In the next six to eight months, JTB plans to upgrade its machinery and production lines for the sweetened condensed and evaporated milk businesses.

ECONOMIC NEWS


· Press Metal’s 2Q net profit up slightly to RM150m, declares 1.5 sen dividend
· Dialog posts 33% increase in 4Q net profit on higher JV contributions
· Sunway acquires land in Wangsa Maju for RM51m
· Taliworks 2Q net profit plunges 92% on higher operating costs
· Pharmaniaga’s 2Q net profit down 36% on temporary closure of certain production lines
· Paramount’s 2Q net profit down 39% on lower property segment earnings
· Fed policymakers grow more worried about weak inflation
· As Nafta talks begin, Trump’s ‘America First’ agenda looms large
· US oil drillers keep pressure on OPEC with record shale output
· US housing starts, permits down sharply in July
· China regains spot as largest foreign US creditor
· China's Belt and Road acquisitions surge despite outbound capital crackdown

August 15 + 16 day performance express • Quarter report summary for 15/8 + 16/8

Friends who are interested can learn more about quarterly reports for more details! PM me or register - goo.gl/Pm187a
It's time for quarterly reports! Today we combine these two days with a good company. Many companies in this quarter are less than in the last quarter, and they are in line with the forecasts of analysts a few months ago, but there is a good surprise for companies.

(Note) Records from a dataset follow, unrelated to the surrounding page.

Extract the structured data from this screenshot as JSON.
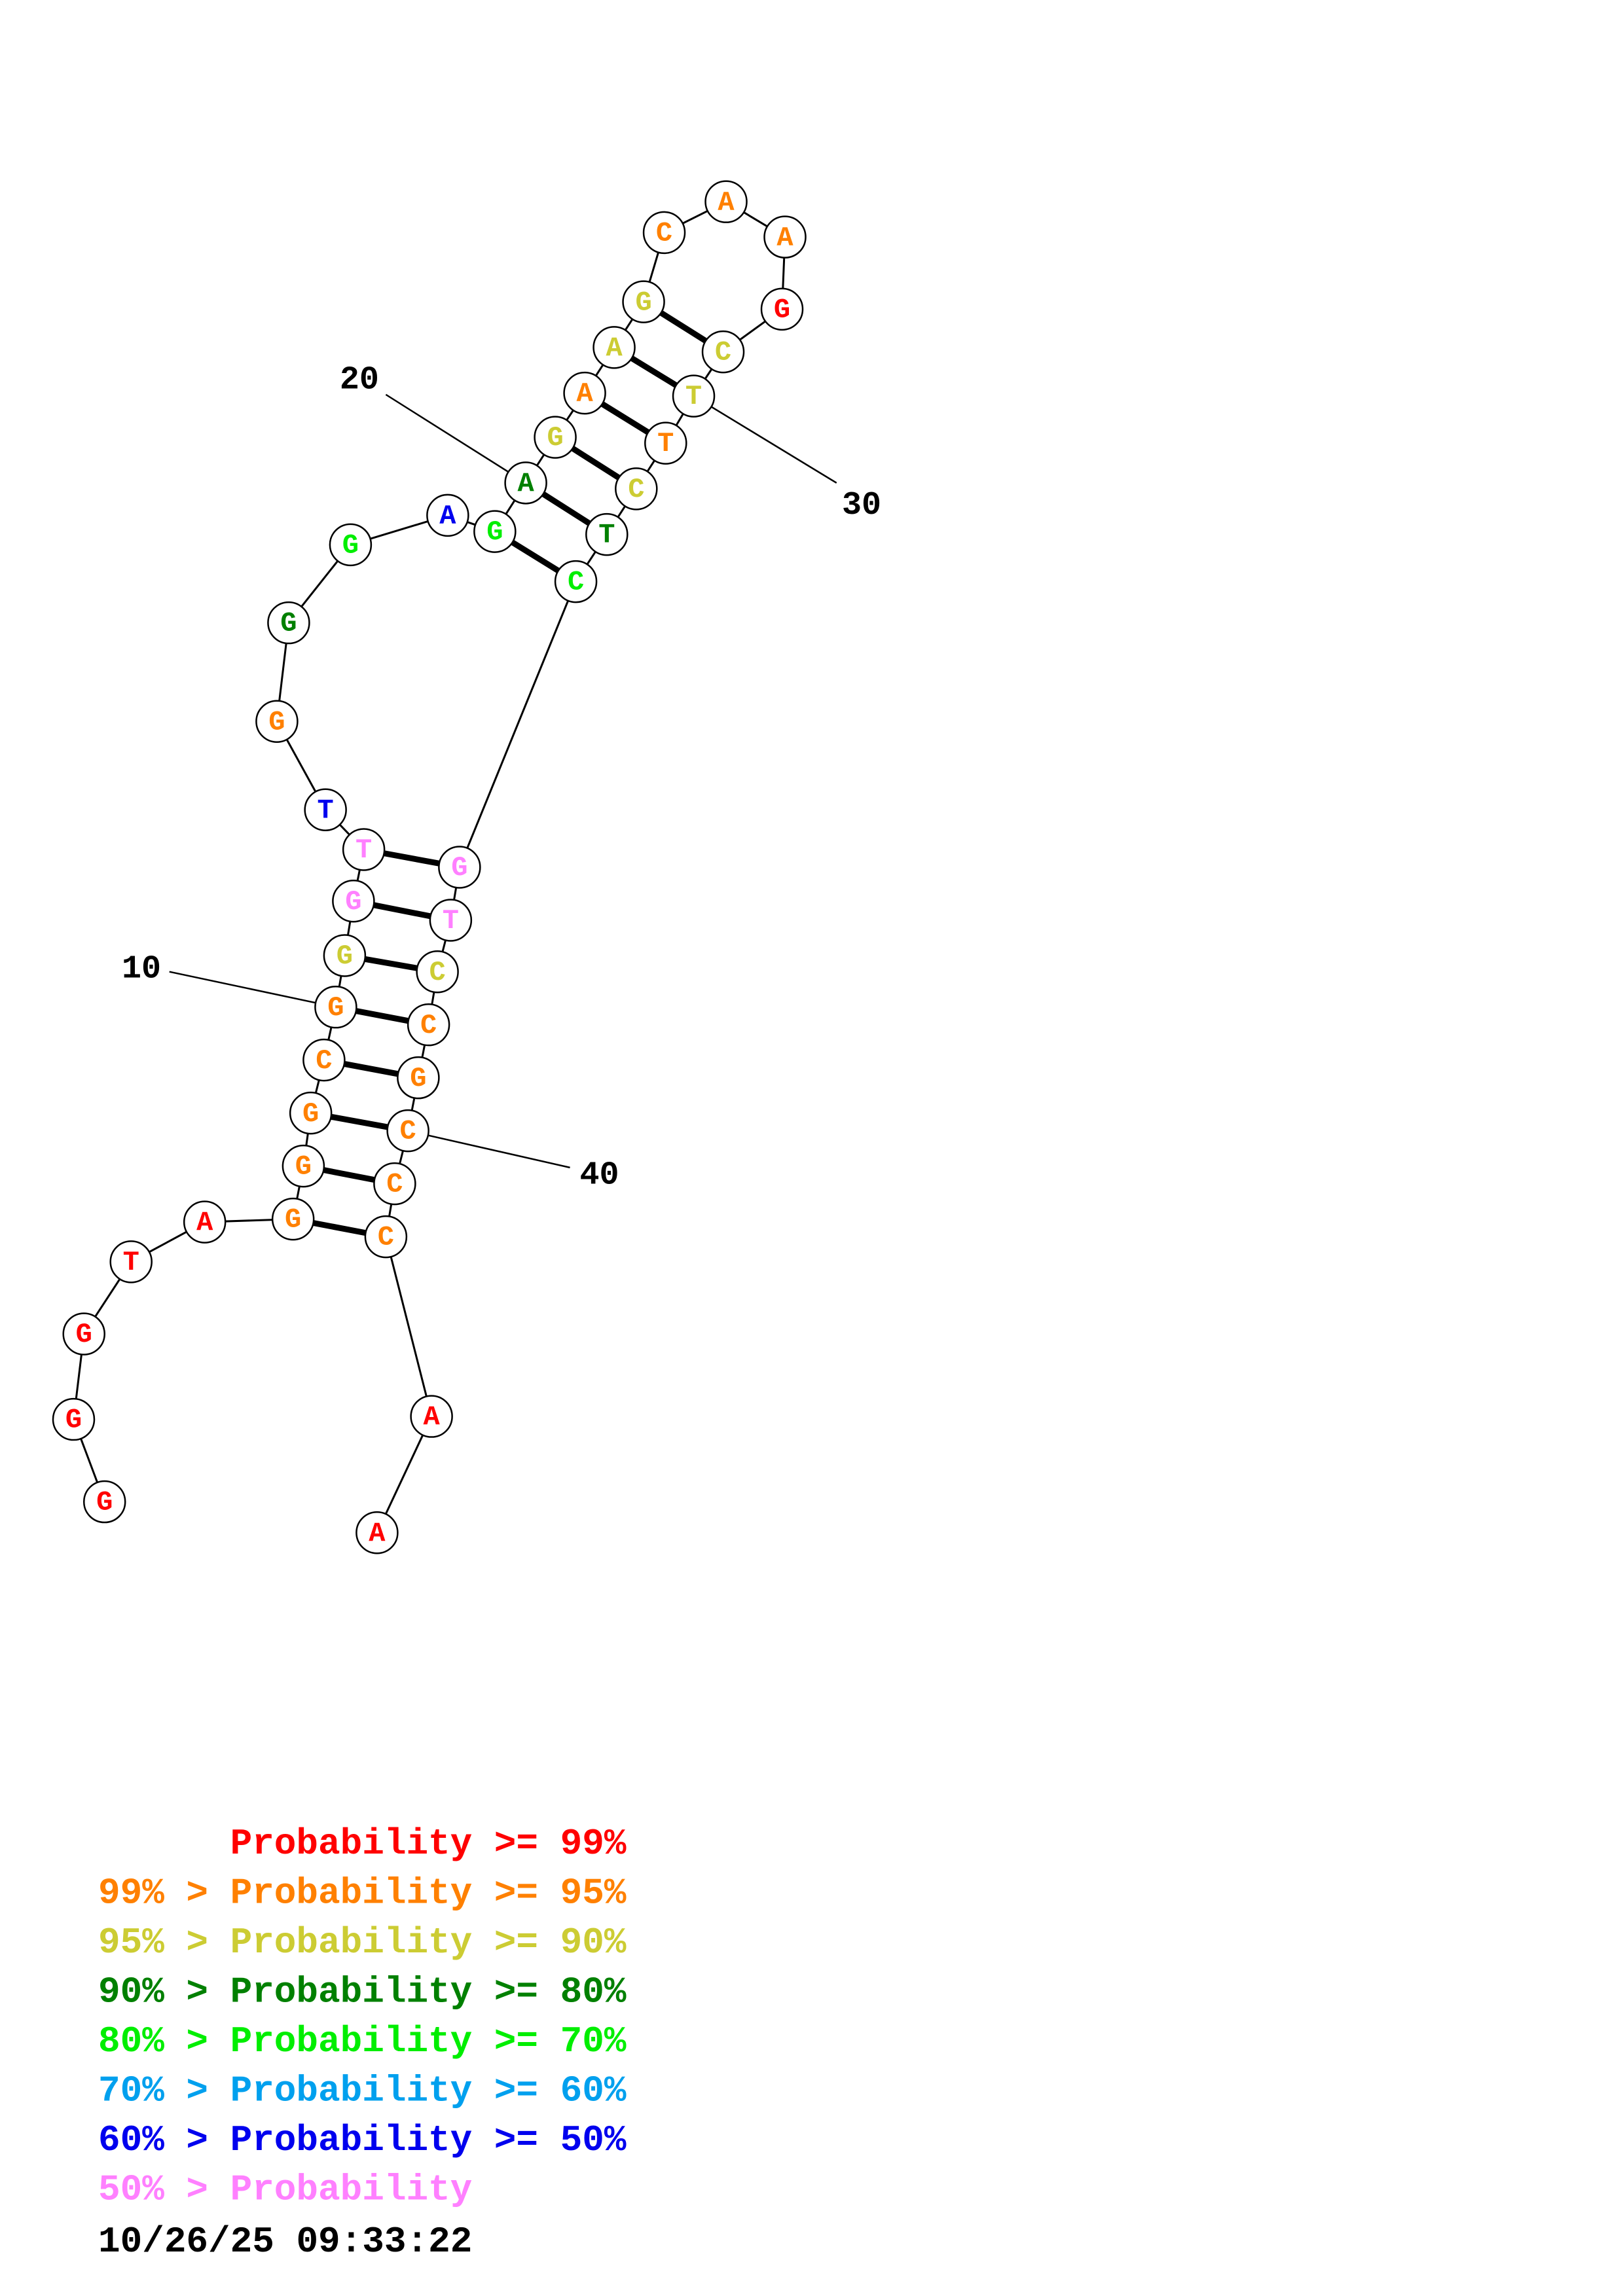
{
  "colors": {
    "red": "#ff0000",
    "orange": "#ff8000",
    "yellow": "#cccc33",
    "darkgreen": "#008000",
    "green": "#00ee00",
    "cyan": "#00a0ee",
    "blue": "#0000ee",
    "pink": "#ff80ff"
  },
  "nucleotides": [
    {
      "index": 1,
      "base": "G",
      "prob": "red"
    },
    {
      "index": 2,
      "base": "G",
      "prob": "red"
    },
    {
      "index": 3,
      "base": "G",
      "prob": "red"
    },
    {
      "index": 4,
      "base": "T",
      "prob": "red"
    },
    {
      "index": 5,
      "base": "A",
      "prob": "red"
    },
    {
      "index": 6,
      "base": "G",
      "prob": "orange"
    },
    {
      "index": 7,
      "base": "G",
      "prob": "orange"
    },
    {
      "index": 8,
      "base": "G",
      "prob": "orange"
    },
    {
      "index": 9,
      "base": "C",
      "prob": "orange"
    },
    {
      "index": 10,
      "base": "G",
      "prob": "orange"
    },
    {
      "index": 11,
      "base": "G",
      "prob": "yellow"
    },
    {
      "index": 12,
      "base": "G",
      "prob": "pink"
    },
    {
      "index": 13,
      "base": "T",
      "prob": "pink"
    },
    {
      "index": 14,
      "base": "T",
      "prob": "blue"
    },
    {
      "index": 15,
      "base": "G",
      "prob": "orange"
    },
    {
      "index": 16,
      "base": "G",
      "prob": "darkgreen"
    },
    {
      "index": 17,
      "base": "G",
      "prob": "green"
    },
    {
      "index": 18,
      "base": "A",
      "prob": "blue"
    },
    {
      "index": 19,
      "base": "G",
      "prob": "green"
    },
    {
      "index": 20,
      "base": "A",
      "prob": "darkgreen"
    },
    {
      "index": 21,
      "base": "G",
      "prob": "yellow"
    },
    {
      "index": 22,
      "base": "A",
      "prob": "orange"
    },
    {
      "index": 23,
      "base": "A",
      "prob": "yellow"
    },
    {
      "index": 24,
      "base": "G",
      "prob": "yellow"
    },
    {
      "index": 25,
      "base": "C",
      "prob": "orange"
    },
    {
      "index": 26,
      "base": "A",
      "prob": "orange"
    },
    {
      "index": 27,
      "base": "A",
      "prob": "orange"
    },
    {
      "index": 28,
      "base": "G",
      "prob": "red"
    },
    {
      "index": 29,
      "base": "C",
      "prob": "yellow"
    },
    {
      "index": 30,
      "base": "T",
      "prob": "yellow"
    },
    {
      "index": 31,
      "base": "T",
      "prob": "orange"
    },
    {
      "index": 32,
      "base": "C",
      "prob": "yellow"
    },
    {
      "index": 33,
      "base": "T",
      "prob": "darkgreen"
    },
    {
      "index": 34,
      "base": "C",
      "prob": "green"
    },
    {
      "index": 35,
      "base": "G",
      "prob": "pink"
    },
    {
      "index": 36,
      "base": "T",
      "prob": "pink"
    },
    {
      "index": 37,
      "base": "C",
      "prob": "yellow"
    },
    {
      "index": 38,
      "base": "C",
      "prob": "orange"
    },
    {
      "index": 39,
      "base": "G",
      "prob": "orange"
    },
    {
      "index": 40,
      "base": "C",
      "prob": "orange"
    },
    {
      "index": 41,
      "base": "C",
      "prob": "orange"
    },
    {
      "index": 42,
      "base": "C",
      "prob": "orange"
    },
    {
      "index": 43,
      "base": "A",
      "prob": "red"
    },
    {
      "index": 44,
      "base": "A",
      "prob": "red"
    }
  ],
  "pairs": [
    [
      6,
      42
    ],
    [
      7,
      41
    ],
    [
      8,
      40
    ],
    [
      9,
      39
    ],
    [
      10,
      38
    ],
    [
      11,
      37
    ],
    [
      12,
      36
    ],
    [
      13,
      35
    ],
    [
      19,
      34
    ],
    [
      20,
      33
    ],
    [
      21,
      32
    ],
    [
      22,
      31
    ],
    [
      23,
      30
    ],
    [
      24,
      29
    ]
  ],
  "position_labels": [
    {
      "index": 10,
      "text": "10"
    },
    {
      "index": 20,
      "text": "20"
    },
    {
      "index": 30,
      "text": "30"
    },
    {
      "index": 40,
      "text": "40"
    }
  ],
  "legend": [
    {
      "prefix": "",
      "label": "Probability",
      "suffix": ">= 99%",
      "color": "red"
    },
    {
      "prefix": "99% >",
      "label": "Probability",
      "suffix": ">= 95%",
      "color": "orange"
    },
    {
      "prefix": "95% >",
      "label": "Probability",
      "suffix": ">= 90%",
      "color": "yellow"
    },
    {
      "prefix": "90% >",
      "label": "Probability",
      "suffix": ">= 80%",
      "color": "darkgreen"
    },
    {
      "prefix": "80% >",
      "label": "Probability",
      "suffix": ">= 70%",
      "color": "green"
    },
    {
      "prefix": "70% >",
      "label": "Probability",
      "suffix": ">= 60%",
      "color": "cyan"
    },
    {
      "prefix": "60% >",
      "label": "Probability",
      "suffix": ">= 50%",
      "color": "blue"
    },
    {
      "prefix": "50% >",
      "label": "Probability",
      "suffix": "",
      "color": "pink"
    }
  ],
  "timestamp": "10/26/25 09:33:22"
}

The author only focuses on the performance of a number of companies, and may ignore some details.

[Petgas]
- Market Cap: RM37.358 bil
- Turnover breakthroughs.
- net Qoq-8.18 %; yoy + 5.34 %
- it's a little bit higher than last year.
- it's a stable blue chip.
- the oversupply of natural gas is one of the hidden worries 


【PMETAL】
- Market Cap: Rm12. 284 billing
- Turnover and net breakthrough history.
- net Qoq + 1.43 %; yoy + 2.80 %
- profit from operation.
- Fy2017 1 H already earn 23.9 % MORE THAN QSI 1 H
- China's reduced production and metal prices.
- next company will be on fire.
- estimated fy2017 overall performance lasts better than qsi


【】 dialog
- Market Cap: Rm10. 888 bills
- Turnover and net breakthrough history.
- net Qoq + 9.69 %; yoy + 32.87 %
- Fy2017 Earns 25.67 % more than qsi
- the middle and Downstream Business of the big horse and gas industry is very positive.
- currently pe= 28, not cheap, but there's room for growth.
- management seems to have a lot of confidence in it.


【AHEALTH】
- Market Cap: RM555.3 mil
- Turnover breakthroughs.
- the net is the highest in six quarters.
- net Qoq + 2.04 %; yoy + 6.72 %
- net cash, net cash up to rm75. 5 MIL
- there's only 117 million shares in stock.


【I】
- Market Cap: RM196.2 mil
- Turnover breakthroughs.
- net Qoq + 3.08 %; yoy + 821.69 %
- profitability is starting to stabilize, for three consecutive quarterly net gains over rm2 mil
- main credit to the sales volume of metal-related products and to higher prices
- the company has also launched a comprehensive development project, which is expected to be launched.
- the review of performance and prospect has been written for two pages.
- management seems to be very optimistic about fy2017.


【ORNA】
- Market Cap: RM104.6 mil
- Turnover is historic.
- net Qoq + 54.59 %; yoy + 138.12 %
- cash flow is very positive, and cash is gradually increasing.
- although production costs increase, the sales increase or the net.
- there's only 75250 units in stock, low circulation.
- the stock price has risen almost 15 % today %, currently pe= 8.6


Planting Stocks, such as bkawan and klk, have declined, and the planting unit should not have too much to look at.